© Paulo Abreu e Lima

domingo, 23 de novembro de 2014

dia

Ele aparece e diz que o senhor do primeiro despeja milho aos pombos pela janela. O senhor do primeiro é o senhor que tem gato e cão no mesmo espaço, um feliz contemplado com a crença na partilha dos opostos. Os dois convivem em amena cavaqueira, ouviu dizer que se cultivou com o tempo, o tempo cura até os azeites da bicharada instintiva, deveremos sempre dar-lhe o devido crédito. Ao milho é vê-lo voar enquanto os pássaros poisam, a natureza tem maravilhas que invertem possibilidades, é simplesmente fascinante. Mais ou menos como ele a fascina a ela com a paciência que lhe dá ao ouvido em palavras ditas com os gestos, ainda dizem que os gestos são coisa de mulher. Ela pensa, mais ou menos devagar, agora sim, típica e eternamente feminino.

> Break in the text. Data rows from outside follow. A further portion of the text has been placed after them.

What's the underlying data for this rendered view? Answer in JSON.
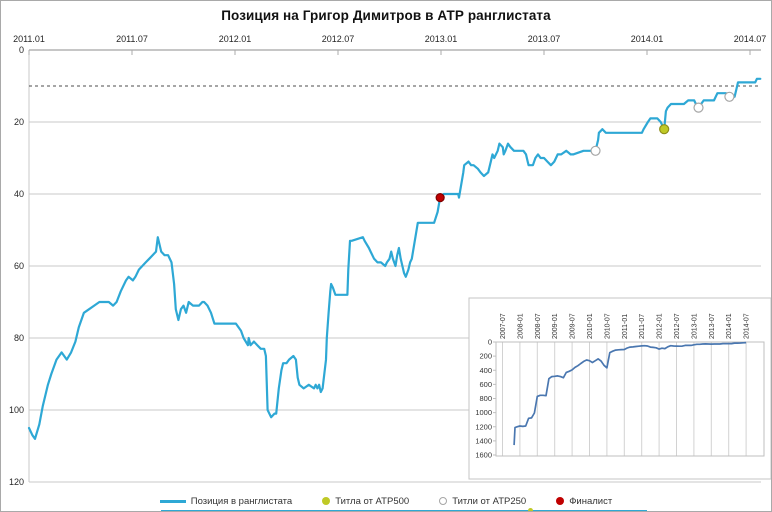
{
  "chart_data": {
    "type": "line",
    "title": "Позиция на Григор Димитров в АТР ранглистата",
    "main": {
      "x_ticks": [
        "2011.01",
        "2011.07",
        "2012.01",
        "2012.07",
        "2013.01",
        "2013.07",
        "2014.01",
        "2014.07"
      ],
      "y_ticks": [
        0,
        20,
        40,
        60,
        80,
        100,
        120
      ],
      "ylim": [
        0,
        120
      ],
      "y_axis_inverted": true,
      "grid": "horizontal",
      "dashed_reference_rank": 10,
      "line_color": "#2EA8D5",
      "series_name": "Позиция в ранглистата",
      "series": [
        [
          0,
          105
        ],
        [
          0.2,
          107
        ],
        [
          0.35,
          108
        ],
        [
          0.6,
          104
        ],
        [
          0.8,
          99
        ],
        [
          1.1,
          93
        ],
        [
          1.3,
          90
        ],
        [
          1.6,
          86
        ],
        [
          1.9,
          84
        ],
        [
          2.2,
          86
        ],
        [
          2.45,
          84
        ],
        [
          2.7,
          81
        ],
        [
          2.9,
          77
        ],
        [
          3.2,
          73
        ],
        [
          3.5,
          72
        ],
        [
          3.8,
          71
        ],
        [
          4.1,
          70
        ],
        [
          4.4,
          70
        ],
        [
          4.65,
          70
        ],
        [
          4.9,
          71
        ],
        [
          5.1,
          70
        ],
        [
          5.35,
          67
        ],
        [
          5.65,
          64
        ],
        [
          5.8,
          63
        ],
        [
          6.05,
          64
        ],
        [
          6.2,
          63
        ],
        [
          6.4,
          61
        ],
        [
          6.6,
          60
        ],
        [
          6.8,
          59
        ],
        [
          7,
          58
        ],
        [
          7.2,
          57
        ],
        [
          7.4,
          56
        ],
        [
          7.5,
          52
        ],
        [
          7.7,
          56
        ],
        [
          7.9,
          57
        ],
        [
          8.1,
          57
        ],
        [
          8.3,
          59
        ],
        [
          8.45,
          65
        ],
        [
          8.55,
          72
        ],
        [
          8.7,
          75
        ],
        [
          8.85,
          72
        ],
        [
          9,
          71
        ],
        [
          9.15,
          73
        ],
        [
          9.3,
          70
        ],
        [
          9.55,
          71
        ],
        [
          9.9,
          71
        ],
        [
          10.1,
          70
        ],
        [
          10.2,
          70
        ],
        [
          10.4,
          71
        ],
        [
          10.6,
          73
        ],
        [
          10.8,
          76
        ],
        [
          12.05,
          76
        ],
        [
          12.35,
          78
        ],
        [
          12.5,
          80
        ],
        [
          12.75,
          82
        ],
        [
          12.8,
          80
        ],
        [
          12.9,
          82
        ],
        [
          13.1,
          81
        ],
        [
          13.3,
          82
        ],
        [
          13.5,
          83
        ],
        [
          13.7,
          83
        ],
        [
          13.8,
          85
        ],
        [
          13.9,
          100
        ],
        [
          14.1,
          102
        ],
        [
          14.3,
          101
        ],
        [
          14.4,
          101
        ],
        [
          14.55,
          94
        ],
        [
          14.7,
          89
        ],
        [
          14.8,
          87
        ],
        [
          15,
          87
        ],
        [
          15.15,
          86
        ],
        [
          15.4,
          85
        ],
        [
          15.55,
          86
        ],
        [
          15.65,
          91
        ],
        [
          15.75,
          93
        ],
        [
          16,
          94
        ],
        [
          16.3,
          93
        ],
        [
          16.6,
          94
        ],
        [
          16.7,
          93
        ],
        [
          16.8,
          94
        ],
        [
          16.9,
          93
        ],
        [
          17,
          95
        ],
        [
          17.1,
          94
        ],
        [
          17.3,
          86
        ],
        [
          17.35,
          80
        ],
        [
          17.45,
          73
        ],
        [
          17.55,
          67
        ],
        [
          17.6,
          65
        ],
        [
          17.7,
          66
        ],
        [
          17.85,
          68
        ],
        [
          18.3,
          68
        ],
        [
          18.55,
          68
        ],
        [
          18.6,
          61
        ],
        [
          18.7,
          53
        ],
        [
          18.8,
          53
        ],
        [
          19.45,
          52
        ],
        [
          19.55,
          53
        ],
        [
          19.8,
          55
        ],
        [
          19.9,
          56
        ],
        [
          20.1,
          58
        ],
        [
          20.3,
          59
        ],
        [
          20.5,
          59
        ],
        [
          20.75,
          60
        ],
        [
          20.85,
          59
        ],
        [
          21,
          58
        ],
        [
          21.1,
          56
        ],
        [
          21.2,
          58
        ],
        [
          21.35,
          60
        ],
        [
          21.45,
          57
        ],
        [
          21.55,
          55
        ],
        [
          21.65,
          58
        ],
        [
          21.75,
          60
        ],
        [
          21.85,
          62
        ],
        [
          21.95,
          63
        ],
        [
          22.1,
          61
        ],
        [
          22.2,
          59
        ],
        [
          22.3,
          58
        ],
        [
          22.65,
          48
        ],
        [
          22.85,
          48
        ],
        [
          23.3,
          48
        ],
        [
          23.6,
          48
        ],
        [
          23.8,
          45
        ],
        [
          23.95,
          41
        ],
        [
          24.15,
          40
        ],
        [
          24.7,
          40
        ],
        [
          25,
          40
        ],
        [
          25.05,
          41
        ],
        [
          25.3,
          34
        ],
        [
          25.35,
          32
        ],
        [
          25.6,
          31
        ],
        [
          25.75,
          32
        ],
        [
          25.9,
          32
        ],
        [
          26.15,
          33
        ],
        [
          26.3,
          34
        ],
        [
          26.5,
          35
        ],
        [
          26.75,
          34
        ],
        [
          26.9,
          31
        ],
        [
          27,
          29
        ],
        [
          27.1,
          30
        ],
        [
          27.3,
          28
        ],
        [
          27.4,
          26
        ],
        [
          27.6,
          27
        ],
        [
          27.65,
          29
        ],
        [
          27.75,
          28
        ],
        [
          27.9,
          26
        ],
        [
          28.05,
          27
        ],
        [
          28.25,
          28
        ],
        [
          28.45,
          28
        ],
        [
          28.8,
          28
        ],
        [
          28.95,
          29
        ],
        [
          29.05,
          31
        ],
        [
          29.1,
          32
        ],
        [
          29.35,
          32
        ],
        [
          29.5,
          30
        ],
        [
          29.65,
          29
        ],
        [
          29.8,
          30
        ],
        [
          30,
          30
        ],
        [
          30.2,
          31
        ],
        [
          30.4,
          32
        ],
        [
          30.6,
          31
        ],
        [
          30.8,
          29
        ],
        [
          31,
          29
        ],
        [
          31.3,
          28
        ],
        [
          31.55,
          29
        ],
        [
          31.7,
          29
        ],
        [
          32.3,
          28
        ],
        [
          32.7,
          28
        ],
        [
          33,
          28
        ],
        [
          33.15,
          25
        ],
        [
          33.2,
          23
        ],
        [
          33.4,
          22
        ],
        [
          33.6,
          23
        ],
        [
          33.8,
          23
        ],
        [
          34.5,
          23
        ],
        [
          35.7,
          23
        ],
        [
          35.8,
          22
        ],
        [
          36.05,
          20
        ],
        [
          36.2,
          19
        ],
        [
          36.4,
          19
        ],
        [
          36.6,
          19
        ],
        [
          36.8,
          20
        ],
        [
          36.9,
          21
        ],
        [
          37,
          22
        ],
        [
          37.1,
          17
        ],
        [
          37.2,
          16
        ],
        [
          37.4,
          15
        ],
        [
          37.55,
          15
        ],
        [
          37.8,
          15
        ],
        [
          38,
          15
        ],
        [
          38.15,
          15
        ],
        [
          38.4,
          14
        ],
        [
          38.55,
          14
        ],
        [
          38.75,
          14
        ],
        [
          38.85,
          15
        ],
        [
          39,
          16
        ],
        [
          39.15,
          15
        ],
        [
          39.3,
          14
        ],
        [
          39.55,
          14
        ],
        [
          39.7,
          14
        ],
        [
          39.9,
          14
        ],
        [
          40.1,
          12
        ],
        [
          40.2,
          12
        ],
        [
          40.4,
          12
        ],
        [
          40.6,
          12
        ],
        [
          40.8,
          13
        ],
        [
          40.9,
          13
        ],
        [
          41.1,
          13
        ],
        [
          41.2,
          11
        ],
        [
          41.3,
          9
        ],
        [
          41.35,
          9
        ],
        [
          41.6,
          9
        ],
        [
          41.8,
          9
        ],
        [
          42,
          9
        ],
        [
          42.2,
          9
        ],
        [
          42.3,
          9
        ],
        [
          42.4,
          8
        ],
        [
          42.5,
          8
        ],
        [
          42.6,
          8
        ]
      ],
      "markers": [
        {
          "type": "finalist",
          "t": 23.95,
          "rank": 41,
          "date": "2013-01"
        },
        {
          "type": "atp250",
          "t": 33,
          "rank": 28,
          "date": "2013-10"
        },
        {
          "type": "atp500",
          "t": 37,
          "rank": 22,
          "date": "2014-02"
        },
        {
          "type": "atp250",
          "t": 39,
          "rank": 16,
          "date": "2014-04"
        },
        {
          "type": "atp250",
          "t": 40.8,
          "rank": 13,
          "date": "2014-06"
        }
      ],
      "marker_styles": {
        "finalist": {
          "fill": "#C00000",
          "stroke": "#7F0000",
          "r": 4
        },
        "atp500": {
          "fill": "#BFC926",
          "stroke": "#8E8E1C",
          "r": 4.5
        },
        "atp250": {
          "fill": "#FFFFFF",
          "stroke": "#A6A6A6",
          "r": 4.5
        }
      }
    },
    "inset": {
      "x_ticks": [
        "2007-07",
        "2008-01",
        "2008-07",
        "2009-01",
        "2009-07",
        "2010-01",
        "2010-07",
        "2011-01",
        "2011-07",
        "2012-01",
        "2012-07",
        "2013-01",
        "2013-07",
        "2014-01",
        "2014-07"
      ],
      "y_ticks": [
        0,
        200,
        400,
        600,
        800,
        1000,
        1200,
        1400,
        1600
      ],
      "ylim": [
        0,
        1600
      ],
      "y_axis_inverted": true,
      "grid": "vertical",
      "line_color": "#4A77B0",
      "series": [
        [
          4,
          1460
        ],
        [
          4.3,
          1210
        ],
        [
          5,
          1200
        ],
        [
          6,
          1190
        ],
        [
          7,
          1195
        ],
        [
          8,
          1190
        ],
        [
          9,
          1080
        ],
        [
          10,
          1075
        ],
        [
          11,
          1005
        ],
        [
          12,
          770
        ],
        [
          13,
          755
        ],
        [
          14,
          755
        ],
        [
          15,
          760
        ],
        [
          16,
          520
        ],
        [
          17,
          490
        ],
        [
          18,
          485
        ],
        [
          19,
          480
        ],
        [
          20,
          490
        ],
        [
          21,
          505
        ],
        [
          22,
          430
        ],
        [
          23,
          415
        ],
        [
          24,
          395
        ],
        [
          25,
          360
        ],
        [
          26,
          335
        ],
        [
          27,
          305
        ],
        [
          28,
          275
        ],
        [
          29,
          255
        ],
        [
          30,
          265
        ],
        [
          31,
          290
        ],
        [
          32,
          265
        ],
        [
          33,
          240
        ],
        [
          34,
          270
        ],
        [
          35,
          330
        ],
        [
          36,
          365
        ],
        [
          37,
          150
        ],
        [
          38,
          130
        ],
        [
          39,
          115
        ],
        [
          40,
          110
        ],
        [
          41,
          108
        ],
        [
          42,
          106
        ],
        [
          43,
          85
        ],
        [
          44,
          72
        ],
        [
          45,
          70
        ],
        [
          46,
          64
        ],
        [
          47,
          60
        ],
        [
          48,
          55
        ],
        [
          49,
          53
        ],
        [
          50,
          57
        ],
        [
          51,
          72
        ],
        [
          52,
          76
        ],
        [
          53,
          82
        ],
        [
          54,
          100
        ],
        [
          55,
          88
        ],
        [
          56,
          94
        ],
        [
          57,
          68
        ],
        [
          58,
          53
        ],
        [
          59,
          57
        ],
        [
          60,
          58
        ],
        [
          61,
          60
        ],
        [
          62,
          58
        ],
        [
          63,
          48
        ],
        [
          64,
          48
        ],
        [
          65,
          48
        ],
        [
          66,
          40
        ],
        [
          67,
          32
        ],
        [
          68,
          32
        ],
        [
          69,
          28
        ],
        [
          70,
          27
        ],
        [
          71,
          29
        ],
        [
          72,
          30
        ],
        [
          73,
          29
        ],
        [
          74,
          28
        ],
        [
          75,
          28
        ],
        [
          76,
          23
        ],
        [
          77,
          23
        ],
        [
          78,
          23
        ],
        [
          79,
          22
        ],
        [
          80,
          16
        ],
        [
          81,
          15
        ],
        [
          82,
          14
        ],
        [
          83,
          12
        ],
        [
          84,
          9
        ]
      ]
    }
  },
  "header": {
    "title": "Позиция на Григор Димитров в АТР ранглистата"
  },
  "legend": {
    "items": [
      {
        "label": "Позиция в ранглистата"
      },
      {
        "label": "Титла  от ATP500"
      },
      {
        "label": "Титли от ATP250"
      },
      {
        "label": "Финалист"
      }
    ]
  },
  "colors": {
    "ranking_line": "#2EA8D5",
    "inset_line": "#4A77B0",
    "finalist_marker": "#C00000",
    "atp500_marker": "#BFC926",
    "atp250_marker_stroke": "#A6A6A6",
    "gridline": "#C9C9C9",
    "axis": "#8C8C8C",
    "dashed_line": "#4D4D4D"
  }
}
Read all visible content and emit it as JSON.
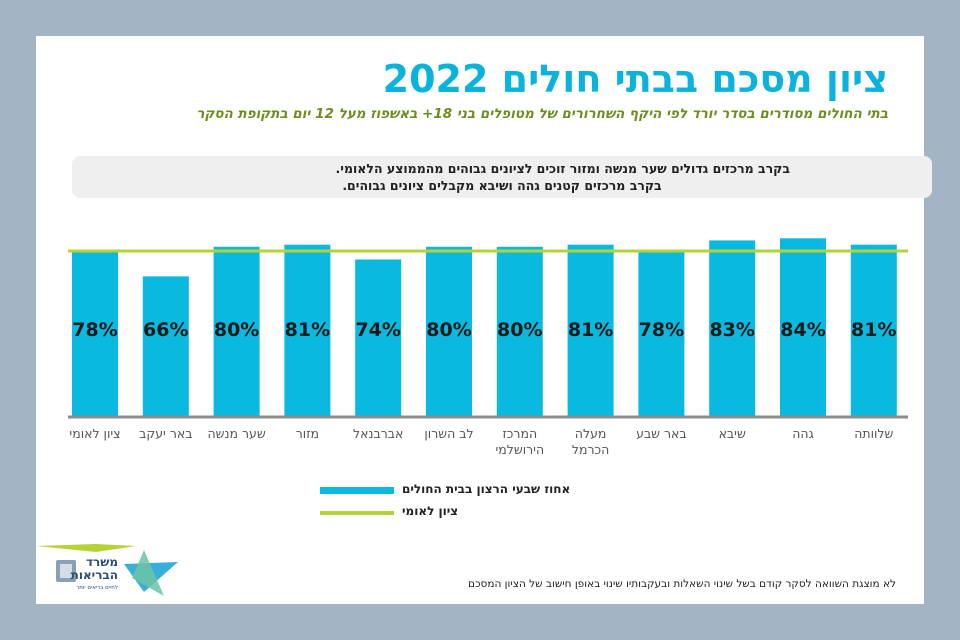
{
  "header": {
    "title": "ציון מסכם בבתי חולים 2022",
    "subtitle": "בתי החולים מסודרים בסדר יורד לפי היקף השחרורים של מטופלים בני 18+ באשפוז מעל 12 יום בתקופת הסקר"
  },
  "note": {
    "line1": "בקרב מרכזים גדולים שער מנשה ומזור זוכים לציונים גבוהים מהממוצע הלאומי.",
    "line2": "בקרב מרכזים קטנים גהה ושיבא מקבלים ציונים גבוהים."
  },
  "chart_data": {
    "type": "bar",
    "title": "ציון מסכם בבתי חולים 2022",
    "xlabel": "",
    "ylabel": "",
    "ylim": [
      0,
      100
    ],
    "grid": false,
    "categories": [
      "ציון לאומי",
      "באר יעקב",
      "שער מנשה",
      "מזור",
      "אברבנאל",
      "לב השרון",
      "המרכז הירושלמי",
      "מעלה הכרמל",
      "באר שבע",
      "שיבא",
      "גהה",
      "שלוותה"
    ],
    "category_lines": [
      [
        "ציון לאומי"
      ],
      [
        "באר יעקב"
      ],
      [
        "שער מנשה"
      ],
      [
        "מזור"
      ],
      [
        "אברבנאל"
      ],
      [
        "לב השרון"
      ],
      [
        "המרכז",
        "הירושלמי"
      ],
      [
        "מעלה",
        "הכרמל"
      ],
      [
        "באר שבע"
      ],
      [
        "שיבא"
      ],
      [
        "גהה"
      ],
      [
        "שלוותה"
      ]
    ],
    "series": [
      {
        "name": "אחוז שבעי הרצון בבית החולים",
        "color": "#0ab9e0",
        "values": [
          78,
          66,
          80,
          81,
          74,
          80,
          80,
          81,
          78,
          83,
          84,
          81
        ],
        "labels": [
          "78%",
          "66%",
          "80%",
          "81%",
          "74%",
          "80%",
          "80%",
          "81%",
          "78%",
          "83%",
          "84%",
          "81%"
        ]
      },
      {
        "name": "ציון לאומי",
        "color": "#b5d334",
        "type": "line",
        "value": 78
      }
    ],
    "legend_position": "bottom-center"
  },
  "legend": {
    "items": [
      {
        "label": "אחוז שבעי הרצון בבית החולים",
        "color": "#0ab9e0"
      },
      {
        "label": "ציון לאומי",
        "color": "#b5d334"
      }
    ]
  },
  "logo": {
    "line1": "משרד",
    "line2": "הבריאות",
    "tagline": "לחיים בריאים יותר"
  },
  "footnote": "לא מוצגת השוואה לסקר קודם בשל שינוי השאלות ובעקבותיו שינוי באופן חישוב של הציון המסכם"
}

Quando desce olha o local onde os pássaros poisaram a monte, espreita se há milho, mas agora existem uns cães. Continuam os dois de mão dada, com os mesmos passos, os mesmos olhos, a mesma loucura, deixem-se de considerar uma impossibilidade. Ninguém diria que o dia começou devagar e atrasado. Ninguém julga que do alto de um saber soberano nasceu uma mão submissa. Ninguém imagina que num corpo pequeno cresça um propósito tão espesso. Jamais uns pássaros que  poisam e um milho que voa adivinhariam um dia sossegado. Nunca a distância suporia uma luz tão premente. Ele sorri e diz-lhe que a queria na palma da mão. Ela imagina-se tão pequena como se lá coubesse, a realidade é um termo tão vago quanto a nossa ideia quiser (a doutrina interna é simplesmente o maior lugar do mundo). Logo depois chove e o ar aquece. É noite. Mas está tão claro que a vista dói.